A visual study of Chin-Sun through fashion, silence, and atmosphere — part of how I build the presence of a character before the fuller story unfolds.
Photography has always been part of my work, just as paintings and films have.
With Chin-Sun, I wanted to create something that lives between portrait, fashion, and character. Not as separate disciplines, but as one visual language. For me, these images are never only about beauty or styling. They are about presence, mood, restraint, and the unspoken emotional space a woman carries before her story is fully revealed.



This visual study grows out of FRAGMENTS, but it also reflects something wider in the way I work. I have always been drawn to women’s inner worlds — to what is felt, hidden, remembered, or left unsaid — and to finding different ways to give those things a form.
When I work with a woman, I do not see her only as someone performing a role inside my idea. I see a human being who carries her own history, her own sensitivity, her own private silences, and her own strength beyond the frame. That matters to me. It changes how I photograph, how I direct, and how I build the visual language around her.
With Chin-Sun, this was important from the beginning. I did not want to use her presence only as a visual tool to communicate a story. I wanted to create images that also honour her — her beauty, her atmosphere, her depth, and the quiet dignity she brings with her. For me, collaboration is never just about executing a concept. At its best, it becomes a shared space of trust, care, and understanding, where something more personal can breathe underneath the surface.
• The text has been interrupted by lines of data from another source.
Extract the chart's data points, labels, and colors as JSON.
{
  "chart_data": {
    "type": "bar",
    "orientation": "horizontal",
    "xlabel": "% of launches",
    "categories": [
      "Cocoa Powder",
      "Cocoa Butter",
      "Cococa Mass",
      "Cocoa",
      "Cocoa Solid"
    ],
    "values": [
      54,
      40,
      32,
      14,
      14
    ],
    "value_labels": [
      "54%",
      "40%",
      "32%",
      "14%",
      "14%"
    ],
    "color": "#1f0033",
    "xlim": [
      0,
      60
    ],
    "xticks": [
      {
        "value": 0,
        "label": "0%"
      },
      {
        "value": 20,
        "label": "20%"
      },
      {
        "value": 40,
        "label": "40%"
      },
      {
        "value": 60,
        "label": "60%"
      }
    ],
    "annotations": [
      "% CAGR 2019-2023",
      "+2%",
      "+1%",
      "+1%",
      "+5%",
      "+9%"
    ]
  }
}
This is why these images sit between fashion, portrait, and cinema. They are part of FRAGMENTS, but they are also part of the relationship that can grow between an artist and the person who helps carry the work into the world. Not everything needs to be explained. But I want the women who encounter my work to feel that if I create with them, I do it with attention, with respect, and with a genuine desire to lift something true and beautiful in them to the surface.
Sometimes film says it best.
Sometimes painting does.
And sometimes a single photograph can hold what words cannot.
This first series begins with two moods. The white set explores clarity, elegance, and quiet control. The darker restaurant images move closer to intimacy, stillness, and what remains beneath the surface. Together, they form an introduction to Chin-Sun beyond the film itself — not only as a protagonist, but as a presence.